India’s Supreme Court has upheld the ban which the RBI i.e. the Reserve Bank of India, had put barring lenders from dealing with cryptocurrencies.
The Supreme Court’s Ruling
The court has ruled that the ban which prohibits banks and other financial institutions from offering any services related to cryptocurrencies will stand, which has effectively outlawed cryptocurrencies in the third largest economy in Asia. The institutions had initially been given a three month period during which they were to stop all crypto operations.
The RBI said during the court hearing that Bitcoin could not be accepted as a currency because the existing laws in India only permit coins which are of a physical form, and which are then stamped by the government to be regarded as formal currency. The ministry of finance is yet to make the crypto ban formal.
Going Against The Grain
This step against cryptocurrencies is in contrast to how other economies have reacted to the crypto space. While India is stiff-arming cryptocurrencies and its central bank saying that the ban is cutting off an avenue for crimes through cryptocurrencies, other countries such as South Korea and Malta are taking steps to secure the crypto space as well as facilitate more crypto trading and establishing themselves as blockchain and cryptocurrency hub respectively.
According to Nischal Shetty, the CEO of WazirX, this ruling will not affect India’s exchange as badly as anticipated. He has said that the ban only applies to the direct banking of cryptocurrencies, a facility that crypto exchanges can still operate without. According to him, the buyer and seller of cryptocurrencies are still able to transact with each other while the crypto exchange acts as a central holder for the cryptocurrencies, limiting cheating on both ends while at the same time eliminating banks.
Cryptocurrency Regulation In India
There have been several attempts in regulating cryptocurrencies in India in the past few months. When Bitcoin’s valuation was significantly increasing late last year, the RBI issued an advisory against trading and investing in cryptocurrency. This advisory was backed by the Ministry of Finance, which termed cryptocurrencies a Ponzi scheme.
Earlier this year, Indian banks began stalling payments and withdrawals made to crypto exchanges. Ten days after this began, bitcoin investors in the country received notices which directed them to report the gains they have accrued from crypto trading and pay taxes on them.
Then towards the end of January, it was reported that the Ministry of Corporate Affairs was seeking the advice of ICAI (Institute of Chartered Accountants of India) on the accounting standards possibilities for cryptocurrencies.

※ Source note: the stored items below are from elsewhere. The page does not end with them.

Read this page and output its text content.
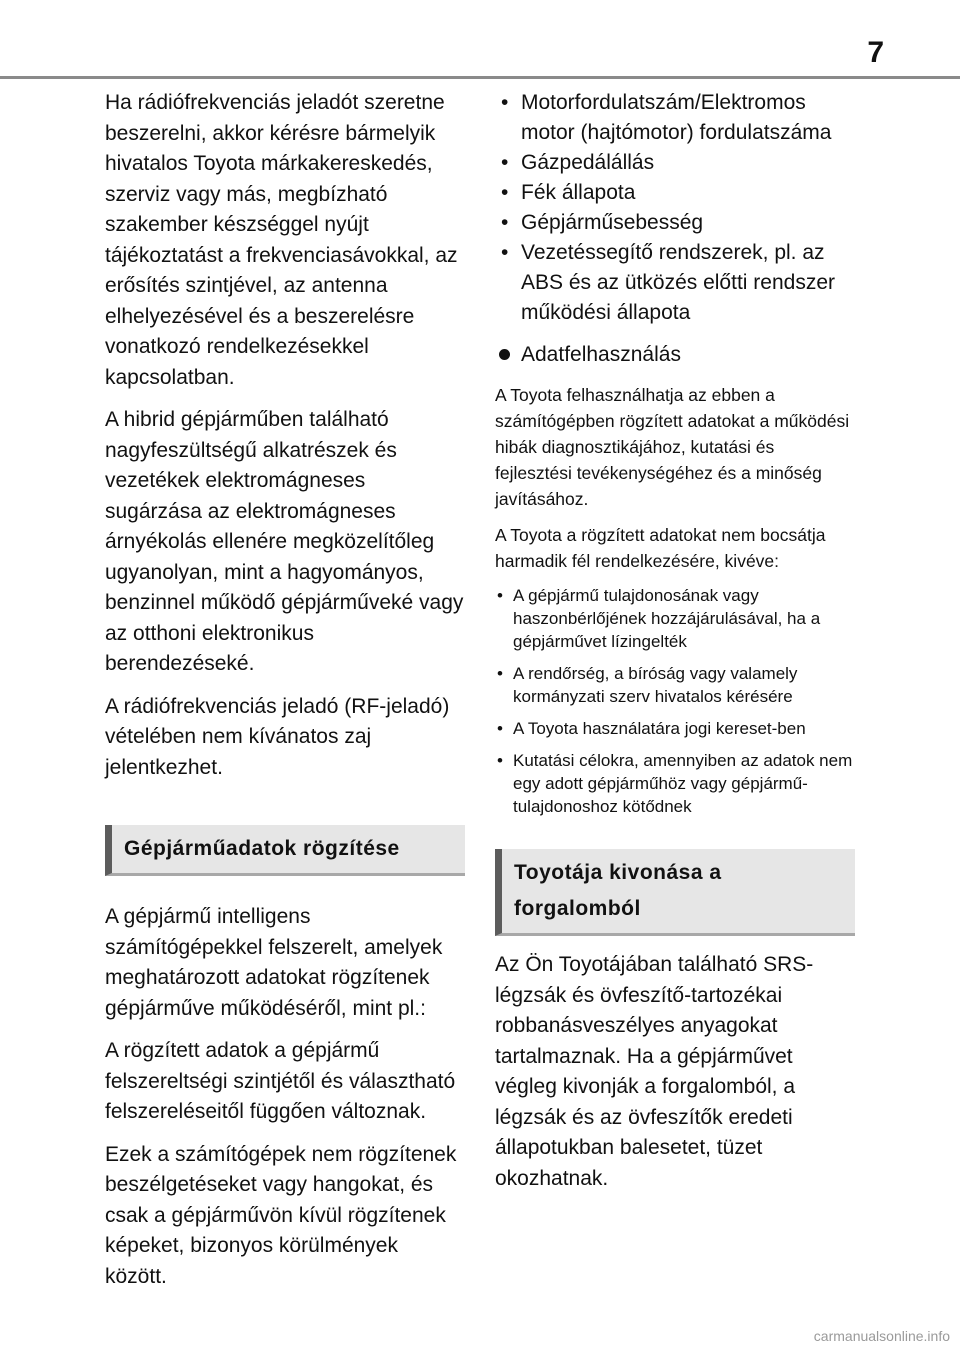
7

Ha rádiófrekvenciás jeladót szeretne beszerelni, akkor kérésre bármelyik hivatalos Toyota márkakereskedés, szerviz vagy más, megbízható szakember készséggel nyújt tájékoztatást a frekvenciasávokkal, az erősítés szintjével, az antenna elhelyezésével és a beszerelésre vonatkozó rendelkezésekkel kapcsolatban.

A hibrid gépjárműben található nagyfeszültségű alkatrészek és vezetékek elektromágneses sugárzása az elektromágneses árnyékolás ellenére megközelítőleg ugyanolyan, mint a hagyományos, benzinnel működő gépjárműveké vagy az otthoni elektronikus berendezéseké.

A rádiófrekvenciás jeladó (RF-jeladó) vételében nem kívánatos zaj jelentkezhet.

Gépjárműadatok rögzítése

A gépjármű intelligens számítógépekkel felszerelt, amelyek meghatározott adatokat rögzítenek gépjárműve működéséről, mint pl.:

A rögzített adatok a gépjármű felszereltségi szintjétől és választható felszereléseitől függően változnak.

Ezek a számítógépek nem rögzítenek beszélgetéseket vagy hangokat, és csak a gépjárművön kívül rögzítenek képeket, bizonyos körülmények között.

• Motorfordulatszám/Elektromos motor (hajtómotor) fordulatszáma
• Gázpedálállás
• Fék állapota
• Gépjárműsebesség
• Vezetéssegítő rendszerek, pl. az ABS és az ütközés előtti rendszer működési állapota
Adatfelhasználás

A Toyota felhasználhatja az ebben a számítógépben rögzített adatokat a működési hibák diagnosztikájához, kutatási és fejlesztési tevékenységéhez és a minőség javításához.

A Toyota a rögzített adatokat nem bocsátja harmadik fél rendelkezésére, kivéve:

• A gépjármű tulajdonosának vagy haszonbérlőjének hozzájárulásával, ha a gépjárművet lízingelték
• A rendőrség, a bíróság vagy valamely kormányzati szerv hivatalos kérésére
• A Toyota használatára jogi kereset-ben
• Kutatási célokra, amennyiben az adatok nem egy adott gépjárműhöz vagy gépjármű-tulajdonoshoz kötődnek
Toyotája kivonása a forgalomból

Az Ön Toyotájában található SRS-légzsák és övfeszítő-tartozékai robbanásveszélyes anyagokat tartalmaznak. Ha a gépjárművet végleg kivonják a forgalomból, a légzsák és az övfeszítők eredeti állapotukban balesetet, tüzet okozhatnak.

carmanualsonline.info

During the Parliament’s budget session, the Finance Minister, Arun Jaitely reiterated that India would not accept cryptocurrencies as legal tenders, and added that the government would be taking measures to ensure the elimination of crypto assets use as part of the payments system. His utterances caused panic among many people who construed them as a confirmation that the government would be banning crypto trading. He, however, clarified, on a later date, that the government had no plans of banning bitcoin.